I don’t want to take too much away from her accomplishment. Any solo, RTW voyage is a big deal, and I sincerely doubt I would have fared as well. She was knocked down multiple times, slugged her way through gales and headwinds, and, at least early in the voyage, sometimes appeared on the verge of tears.

But after following her voyage I was struck by how much the nature of this sort of adventure has completely changed. It just doesn’t feel very “solo” or “unassisted” anymore, and that takes the blood and guts out of it. Think of all the time Jessica spent on the sat phone, talking to her family and shore team. Problem with the autopilot or generator? Get on the horn with the manufacturer for step-by-by step repair instructions. Feeling lonely and blue? Call up your Mum for a chat and some bucking up. Need an emotional lift? Read the comments on your blog.

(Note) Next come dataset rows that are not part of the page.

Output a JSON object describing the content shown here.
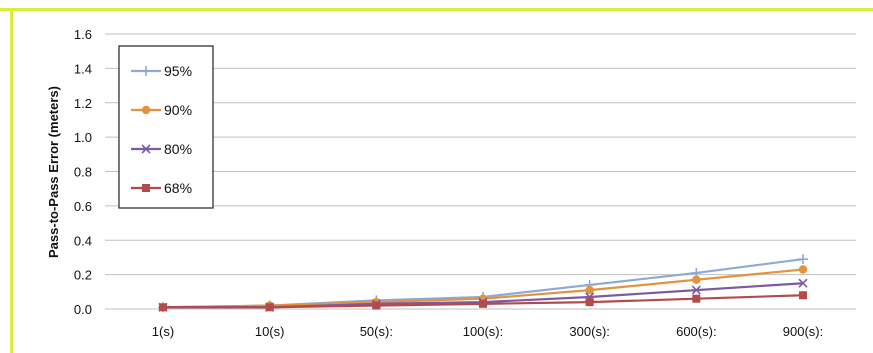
{
  "chart_data": {
    "type": "line",
    "title": "",
    "xlabel": "",
    "ylabel": "Pass-to-Pass Error (meters)",
    "categories": [
      "1(s)",
      "10(s)",
      "50(s):",
      "100(s):",
      "300(s):",
      "600(s):",
      "900(s):"
    ],
    "ylim": [
      0,
      1.6
    ],
    "yticks": [
      "0.0",
      "0.2",
      "0.4",
      "0.6",
      "0.8",
      "1.0",
      "1.2",
      "1.4",
      "1.6"
    ],
    "grid": true,
    "legend_position": "top-left",
    "series": [
      {
        "name": "95%",
        "color": "#8fa9d6",
        "marker": "plus",
        "values": [
          0.01,
          0.02,
          0.05,
          0.07,
          0.14,
          0.21,
          0.29
        ]
      },
      {
        "name": "90%",
        "color": "#e3923e",
        "marker": "circle",
        "values": [
          0.01,
          0.02,
          0.04,
          0.06,
          0.11,
          0.17,
          0.23
        ]
      },
      {
        "name": "80%",
        "color": "#7b5aa6",
        "marker": "x",
        "values": [
          0.01,
          0.01,
          0.03,
          0.04,
          0.07,
          0.11,
          0.15
        ]
      },
      {
        "name": "68%",
        "color": "#b24c4c",
        "marker": "square",
        "values": [
          0.01,
          0.01,
          0.02,
          0.03,
          0.04,
          0.06,
          0.08
        ]
      }
    ]
  }
}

And then there is weather. Without doubt, the most challenging element of early voyages was a nearly complete inability to know what weather lay ahead in time to do anything about it. So part of the deal was having the snot knocked out of you on a regular basis. In the Southern Ocean, you got the snot AND the crap knocked out of you, and that was why it was such a hoary, intimidating place.

But both Jessica and Abby Sunderland (the other 16-year old who was up for a little global sail), have been on the receiving end of incredibly precise and detailed weather routing. So good that Abby commented that “it was like having driving directions.” So good that I was amazed at how rare truly nasty weather was. In fact, I would venture to guess that Jessica experienced less extreme weather, and a lower average wind speed, than most if not all previous solo RTW voyages.

Now, if I was a 16-year old (or the parent of one) setting off to sail solo around the world, I would want every technology and level of support imaginable, especially weather routing. But there is no question that all that support, and all the connections to the real world, completely change the nature of solo, RTW sailing.

I think that’s a shame, and it’s something that is happening in other extreme sports, like mountain climbing (where almost anyone fit can now climb Mt. Everest, thanks to fixed ropes and climbing guides who do almost everything but push you up the last step).

In 1968, sailing around the world solo and non-stop was so hard Robin Knox-Johnston could barely do it. In 2010, it is so easy a 16-year old can do it. It’s just not that exciting anymore. Knox-Johnston’s book, “A World Of My Own,” is one of the greatest adventure books ever written. I sincerely doubt I’ll read Jessica’s.